Le Hezbollah n'a eu «aucun contact» direct avec Donald Trump, malgré les déclarations du président américain laissant entendre le contraire, a affirmé lundi à l'AFP un haut responsable du mouvement libanais pro-iranien.
«Il n'y a eu aucun contact direct entre le président Trump et des responsables du Hezbollah», a indiqué Mahmoud Qomati dans une déclaration écrite en réponse à une question de l'AFP.
Le Hezbollah n'entretient pas de relations directes avec Washington, qui le considère comme une organisation «terroriste» et lui impose des sanctions.
«Nous avons parlé avec le Hezbollah pour la première fois», avait pourtant déclaré Donald Trump le 3 juin à des journalistes.

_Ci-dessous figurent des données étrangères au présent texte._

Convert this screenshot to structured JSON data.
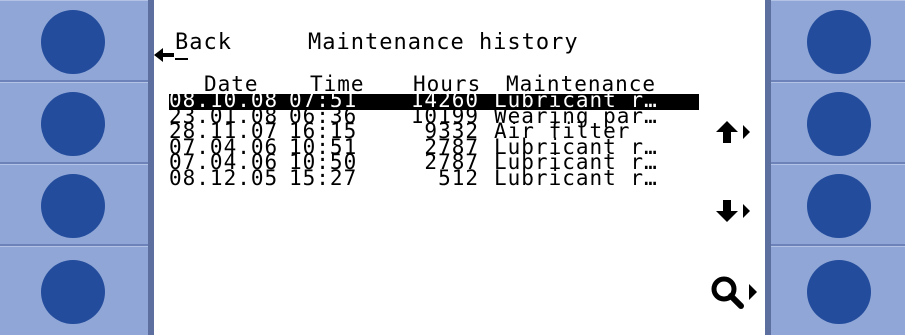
{
  "header": {
    "back_label": "Back",
    "title": "Maintenance history"
  },
  "table": {
    "columns": [
      "Date",
      "Time",
      "Hours",
      "Maintenance"
    ],
    "rows": [
      {
        "date": "08.10.08",
        "time": "07:51",
        "hours": "14260",
        "maintenance": "Lubricant r…",
        "selected": true
      },
      {
        "date": "23.01.08",
        "time": "06:36",
        "hours": "10199",
        "maintenance": "Wearing par…",
        "selected": false
      },
      {
        "date": "28.11.07",
        "time": "16:15",
        "hours": "9332",
        "maintenance": "Air filter",
        "selected": false
      },
      {
        "date": "07.04.06",
        "time": "10:51",
        "hours": "2787",
        "maintenance": "Lubricant r…",
        "selected": false
      },
      {
        "date": "07.04.06",
        "time": "10:50",
        "hours": "2787",
        "maintenance": "Lubricant r…",
        "selected": false
      },
      {
        "date": "08.12.05",
        "time": "15:27",
        "hours": "512",
        "maintenance": "Lubricant r…",
        "selected": false
      }
    ]
  },
  "softkeys": {
    "up": "up-arrow-icon",
    "down": "down-arrow-icon",
    "search": "magnifier-icon"
  },
  "colors": {
    "panel": "#8fa6d6",
    "button": "#234c9c",
    "screen": "#ffffff",
    "text": "#000000"
  }
}
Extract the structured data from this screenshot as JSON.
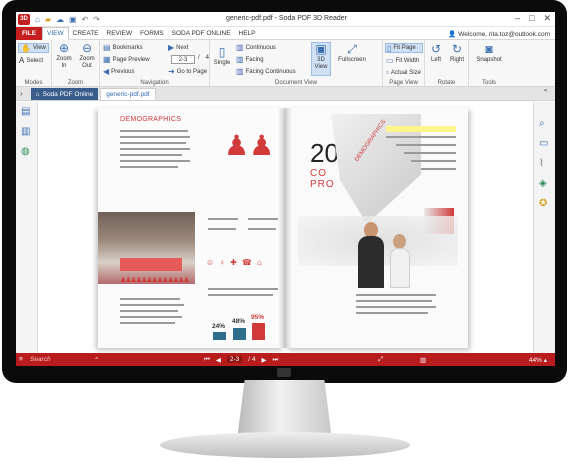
{
  "window": {
    "title": "generic-pdf.pdf - Soda PDF 3D Reader",
    "app_icon": "3D",
    "quick_access": [
      "home-icon",
      "folder-icon",
      "cloud-icon",
      "save-icon",
      "undo-icon",
      "redo-icon"
    ]
  },
  "menu": {
    "file": "FILE",
    "tabs": [
      "VIEW",
      "CREATE",
      "REVIEW",
      "FORMS",
      "SODA PDF ONLINE",
      "HELP"
    ],
    "active_tab": "VIEW",
    "user": "Welcome, rita.toz@outlook.com"
  },
  "ribbon": {
    "modes": {
      "label": "Modes",
      "view": "View",
      "select": "Select"
    },
    "zoom": {
      "label": "Zoom",
      "zoom_in": "Zoom In",
      "zoom_out": "Zoom Out"
    },
    "navigation": {
      "label": "Navigation",
      "bookmarks": "Bookmarks",
      "page_preview": "Page Preview",
      "previous": "Previous",
      "next": "Next",
      "current_page": "2-3",
      "separator": "/",
      "total_pages": "4",
      "go_to_page": "Go to Page"
    },
    "document_view": {
      "label": "Document View",
      "single": "Single",
      "continuous": "Continuous",
      "facing": "Facing",
      "facing_continuous": "Facing Continuous",
      "view_3d": "3D View",
      "fullscreen": "Fullscreen"
    },
    "page_view": {
      "label": "Page View",
      "fit_page": "Fit Page",
      "fit_width": "Fit Width",
      "actual_size": "Actual Size"
    },
    "rotate": {
      "label": "Rotate",
      "left": "Left",
      "right": "Right"
    },
    "tools": {
      "label": "Tools",
      "snapshot": "Snapshot"
    }
  },
  "doc_tabs": {
    "home": "Soda PDF Online",
    "active": "generic-pdf.pdf"
  },
  "document": {
    "left_heading": "DEMOGRAPHICS",
    "percent_1": "24%",
    "percent_2": "48%",
    "percent_3": "95%",
    "right_big": "20",
    "right_sub": "CO",
    "right_sub2": "PRO",
    "curl_text": "DEMOGRAPHICS"
  },
  "status": {
    "search": "Search",
    "page": "2-3",
    "total": "/ 4",
    "zoom": "44%"
  },
  "colors": {
    "accent": "#c41e1e",
    "ribbon_blue": "#3b6fb0",
    "status_bar": "#b81c1c"
  }
}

Deux jours plus tôt, alors qu'Israël menaçait de frapper la banlieue sud de Beyrouth, bastion du mouvement chiite, le président américain avait affirmé avoir eu «une conversation avec des représentants des dirigeants du Hezbollah», lesquels auraient «accepté d'arrêter de tirer sur Israël et ses soldats».
Selon Mahmoud Qomati, Donald Trump «faisait peut-être référence au fait que le conseiller du président du Parlement Nabih Berry communique avec l'ambassadeur américain et transmet des messages».
L'ambassadeur américain au Liban, Michel Issa, a rencontré lundi Nabih Berri, chef du mouvement Amal et allié du Hezbollah, qui joue un rôle d'intermédiaire entre l'administration américaine et le parti pro-iranien.
«Ces allégations indiquent à quel point l'administration américaine est prête à abandonner le pouvoir libanais dès que se profile la moindre indication d'un contact avec les parties fortes et influentes au Liban», a estimé M. Qomati.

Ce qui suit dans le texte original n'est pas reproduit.